From start to finish, firefighters in this event are on the air from their SCBA.  With the gear they wear and the heat from the stairwell it turns into an intense battle to get to the top.  While each is pushing for their time, their personal best, their fundraising goals, the end result for the thousands involved is one goal, to beat blood cancer.  Once firefighters get involved in the event, for many it becomes a primary focus per year for them.

“This has been 14-years in the making, and I am excited to compete once again on this level with some of the best firefighters there are for an organization that means so much,” said Firefighter Jason Bostic.  “This is a life changing event that brings so much good to those battling blood cancers, the health and fitness aspects of preparing for the event, and such amazing brotherhood.”

Preparing for the event is not something easy to duplicate in rural Central Ohio.  With no buildings even close to what the Columbia Center Tower is, it takes a different level of training in order to be physically and mentally ready.  In addition to a regimen in the gym, and the firehouse, Bostic utilizes other competitive stair climbs and races in the Midwest to prepare.

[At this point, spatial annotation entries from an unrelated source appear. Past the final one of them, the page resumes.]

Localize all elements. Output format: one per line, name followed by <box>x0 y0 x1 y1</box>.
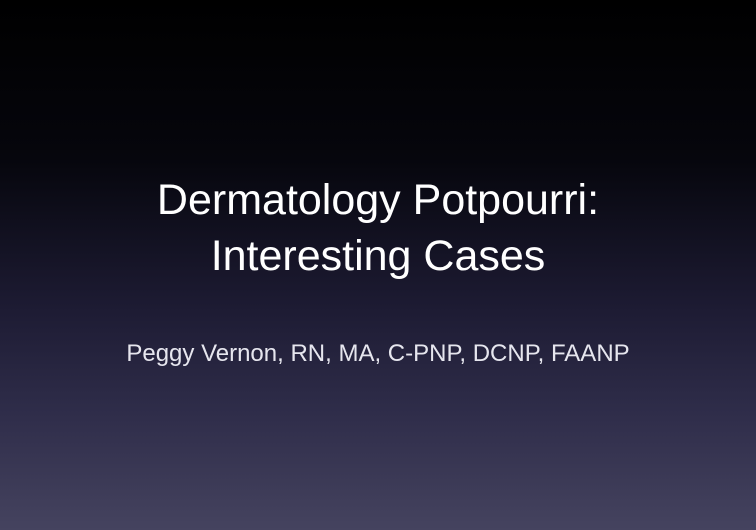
slide-title-line-1: Dermatology Potpourri: <box>156 176 600 224</box>
slide-subtitle-author: Peggy Vernon, RN, MA, C-PNP, DCNP, FAANP <box>126 340 630 367</box>
slide-title: Dermatology Potpourri: Interesting Cases <box>0 172 756 284</box>
slide-title-line-2: Interesting Cases <box>210 232 546 280</box>
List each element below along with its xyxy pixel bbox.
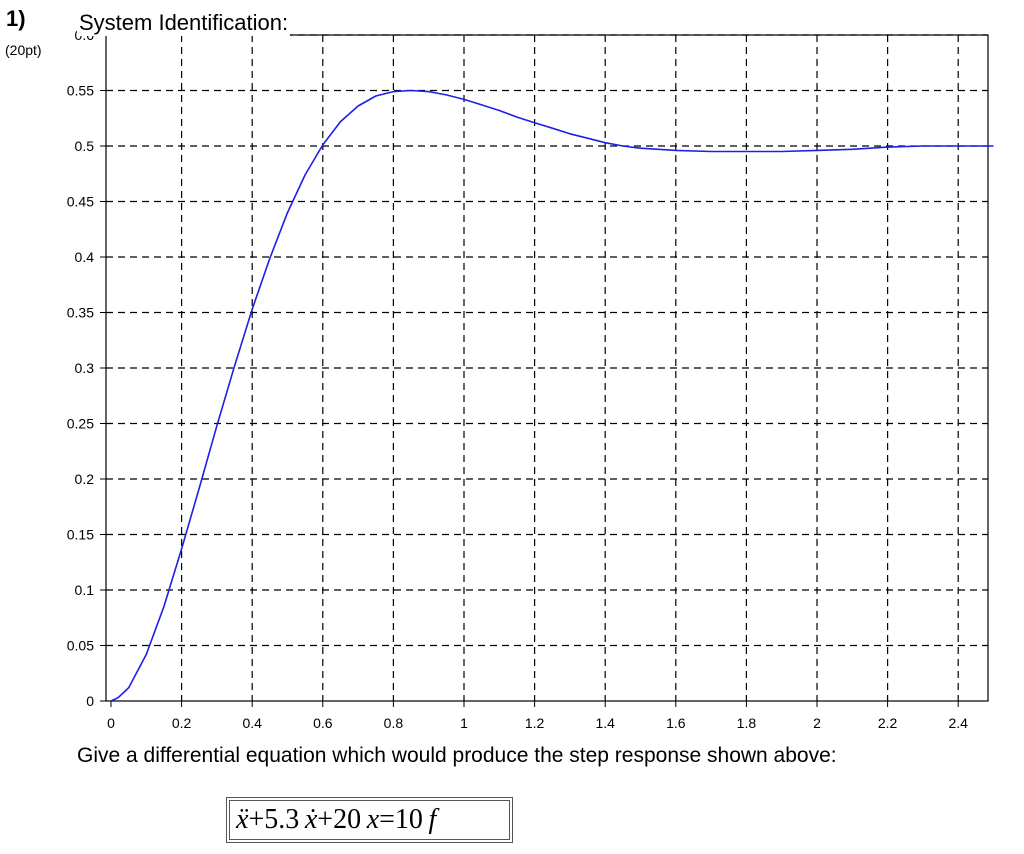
x-tick-label: 1.4 [595,715,615,731]
step-response-line [110,89,994,702]
eq-equals: = [379,804,395,835]
y-tick-label: 0 [86,693,94,709]
x-tick-label: 0 [107,715,115,731]
x-tick-label: 0.2 [172,715,192,731]
eq-first-derivative-x: ẋ [304,804,318,835]
question-number: 1) [6,6,26,31]
y-tick-label: 0.15 [67,527,94,543]
answer-box: ẍ+5.3 ẋ+20 x=10 f [226,797,513,843]
x-tick-label: 2.4 [948,715,968,731]
y-tick-label: 0.3 [75,360,95,376]
eq-plus-2: + [317,804,334,835]
x-tick-label: 1.6 [666,715,686,731]
y-tick-label: 0.2 [75,471,95,487]
y-tick-label: 0.5 [75,138,95,154]
y-tick-label: 0.25 [67,416,94,432]
plot-frame [105,34,989,702]
step-response-chart: 0 0.2 0.4 0.6 0.8 1 1.2 1.4 1.6 1.8 2 2.2 2.4 0 0.05 0.… [67,27,994,731]
question-points: (20pt) [5,42,42,58]
x-tick-label: 1 [460,715,468,731]
eq-second-derivative-x: ẍ [236,804,249,835]
y-tick-label: 0.45 [67,194,94,210]
y-tick-label: 0.05 [67,638,94,654]
grid-lines [106,34,988,701]
differential-equation: ẍ+5.3 ẋ+20 x=10 f [229,800,510,840]
x-tick-label: 0.8 [384,715,404,731]
y-tick-label: 0.35 [67,305,94,321]
eq-damping-coefficient: 5.3 [264,804,300,835]
eq-x: x [366,804,380,835]
eq-plus-1: + [248,804,265,835]
question-prompt: Give a differential equation which would… [77,744,837,768]
y-tick-label: 0.55 [67,83,94,99]
question-title: System Identification: [77,10,291,36]
x-tick-label: 1.8 [737,715,757,731]
eq-stiffness-coefficient: 20 [333,804,362,835]
y-tick-label: 0.1 [75,582,95,598]
x-tick-label: 1.2 [525,715,545,731]
x-tick-label: 0.4 [242,715,262,731]
y-tick-label: 0.4 [75,249,95,265]
x-tick-label: 2 [813,715,821,731]
eq-f: f [428,804,437,835]
eq-gain-coefficient: 10 [394,804,423,835]
tick-labels: 0 0.2 0.4 0.6 0.8 1 1.2 1.4 1.6 1.8 2 2.2 2.4 0 0.05 0.… [67,27,968,731]
x-tick-label: 2.2 [878,715,898,731]
series [110,89,994,702]
x-tick-label: 0.6 [313,715,333,731]
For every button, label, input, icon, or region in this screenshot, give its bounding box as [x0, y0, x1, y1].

“I run the training tower in gear, I run a considerable number of stairs, I do some pretty intense cardio routines that push the body to the limits, and it serves a dual purpose.  Readiness for the competition and for being firefighter fit,” said Bostic.  “I have numerous other climbs that help me prepare for Seattle, but this one has my heart because of my connection with Leukemia.”

Beyond the competition aspects of the stair climb, for the sixth year, Bostic is an Ambassador for the LLS that works with the International teams and those in the Eastern United States.  As an Ambassador, the greater part of the year is spent in promotion, event planning, working with firefighters from around the world, and pulling off the largest firefighter fundraiser of its kind.

“Being an ambassador to the climb keeps me engaged with my brother firefighters to help push all of us forward in finding cures, setting records, and collectively making a difference,” said Bostic.  “We are the faces of the LLS to the firefighter world and strive to promote this event and keep it to a premier level, which in turn keeps allowing us to get closer to the goal, cures.”

This is the fourteenth time that he has competed in the event, yearly pushing close to the $2000 mark in fundraising.

“My personal goal this year is $2000 toward an event goal of $3 million dollars.  The fundraising is slow and gradual, but it is exciting to hit these goals,” said Bostic.  “I can’t payback the efforts of what the L&LS and their research did to save my mom, but I can pay it forward and know it makes a difference.”

Bostic’s motivation for participating in the event was his mother Peggy’s illness of Chronic Myelogenous Leukemia that nearly took her life in 1986. Her long battle with CML continued to slowly kill her until she received a bone marrow transplant in 1990. The unmatched, unrelated bone marrow transplant was the first of its kind at The Ohio State University Medical Center and was before the James Cancer Institute came to fruition. Without fundraisers and funding for research, her life may not have been saved. She has been in remission since 1993 and continues to live a healthy life.